The Constellation

The Constellation TaurusThe constellation Taurus is one of great antiquity containing two star clusters: the Pleiades and the Hyades, which are referred to in the Old Testament.

The principal star of the Hyades, Aldebaran, is mentioned by Hesiod and Homer. According to the Greeks, Zeus was said to disguise himself in the form of a white bull with golden horns. In this form, he seduced and abducted the beautiful Europa. He swam away to Crete with her and is why we only see the animal’s forequarters in the constellation. It was the bull which Jupiter raised to the heavens. The Hyades, named after the seven daughters of Atlas and Aethra, are known as Ambrosia, Coronis, Eudora, Pasitho, Plexaris, Pytho and Tycho, and were also transformed into stars by Jupiter, for bewailing the death of their brother Hyas.

The central stars of the Pleiades were the seven daughters of Atlas and Pleione, hence half-sisters of the Hyades. They too were said to have been turned into stars for grieving over the loss of their sisters, and the suffering of their father. But another account tells how the sisters met the great hunter Orion in Boeotia, whose passions were so inflamed at the sight of them that he pursued them through the woods for five years. Begging help from the gods, Zeus/Jupiter came to the rescue after he heard their plea. He translated the lot of them, that is the sisters, Orion, and his dogs Sirius and Betelgeuse, into doves. Then, into stars in the sky.

In another account from the Roman's; One day Orion upon seeing them, became enamored and pursued them. In their distress they prayed to the gods to change their form. Zeus/Jupiter, in pity, turned them into pigeons, then made them a constellation in the sky.  Though there were seven of them, only six stars are visible. The sister they referred to as Electra is said to have left her place so that she would not witness the destruction of Troy, as the city of Troy was founded by her son Dardanus.
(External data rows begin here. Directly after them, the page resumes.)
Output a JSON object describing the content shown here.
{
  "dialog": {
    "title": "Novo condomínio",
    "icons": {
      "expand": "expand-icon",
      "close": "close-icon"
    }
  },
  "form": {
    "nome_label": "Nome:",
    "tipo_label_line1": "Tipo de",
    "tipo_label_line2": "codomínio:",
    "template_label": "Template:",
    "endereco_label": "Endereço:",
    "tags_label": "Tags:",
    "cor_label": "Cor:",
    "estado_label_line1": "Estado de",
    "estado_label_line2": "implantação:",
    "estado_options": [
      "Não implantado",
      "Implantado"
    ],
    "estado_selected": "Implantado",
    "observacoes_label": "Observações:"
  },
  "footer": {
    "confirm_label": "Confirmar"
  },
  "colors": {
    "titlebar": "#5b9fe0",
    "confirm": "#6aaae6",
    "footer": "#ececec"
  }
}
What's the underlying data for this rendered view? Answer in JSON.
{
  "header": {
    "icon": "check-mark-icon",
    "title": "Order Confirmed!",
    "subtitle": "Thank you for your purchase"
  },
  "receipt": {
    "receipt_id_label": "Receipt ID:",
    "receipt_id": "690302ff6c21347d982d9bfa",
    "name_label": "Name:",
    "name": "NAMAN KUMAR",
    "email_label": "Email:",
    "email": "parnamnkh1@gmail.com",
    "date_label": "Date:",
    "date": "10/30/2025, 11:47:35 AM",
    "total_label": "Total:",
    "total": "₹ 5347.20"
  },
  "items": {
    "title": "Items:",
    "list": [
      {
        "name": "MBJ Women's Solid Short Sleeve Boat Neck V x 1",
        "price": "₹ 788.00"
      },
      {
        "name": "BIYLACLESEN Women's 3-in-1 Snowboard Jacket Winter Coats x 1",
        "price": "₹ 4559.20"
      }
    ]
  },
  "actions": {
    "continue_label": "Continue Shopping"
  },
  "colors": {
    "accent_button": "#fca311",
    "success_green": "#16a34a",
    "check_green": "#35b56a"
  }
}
It is said that the sight of the destruction had such an effect on her sisters that they have looked pale ever since.

Yet another version from Homer, in his Odyssey alluded that one of the doves was lost while pursuing the wandering rocks. The Planetae, is a reference to the fact that one of the Pleiades, Merope, is always invisible. In shame, she is hiding her light for having had intercourse with Sisyphus -- a mortal.

In the end, all the Pleiades became ancestresses of heroic or divine families, called by the Romans: Vergiliae (probably from ver -- Spring).

As the Pleiades rise in mid-May, they are, as daughters of Atlas, the bringer of the fertilizing spring rains which come out of the west; as they set at the end of October, they are, as the pursued of Orion, the forerunners of the autumn storms.

The Pleiades cluster of stars was especially honored by the Druids. They held their spring festivals when The Sun was in Taurus, and they also worshiped the bull.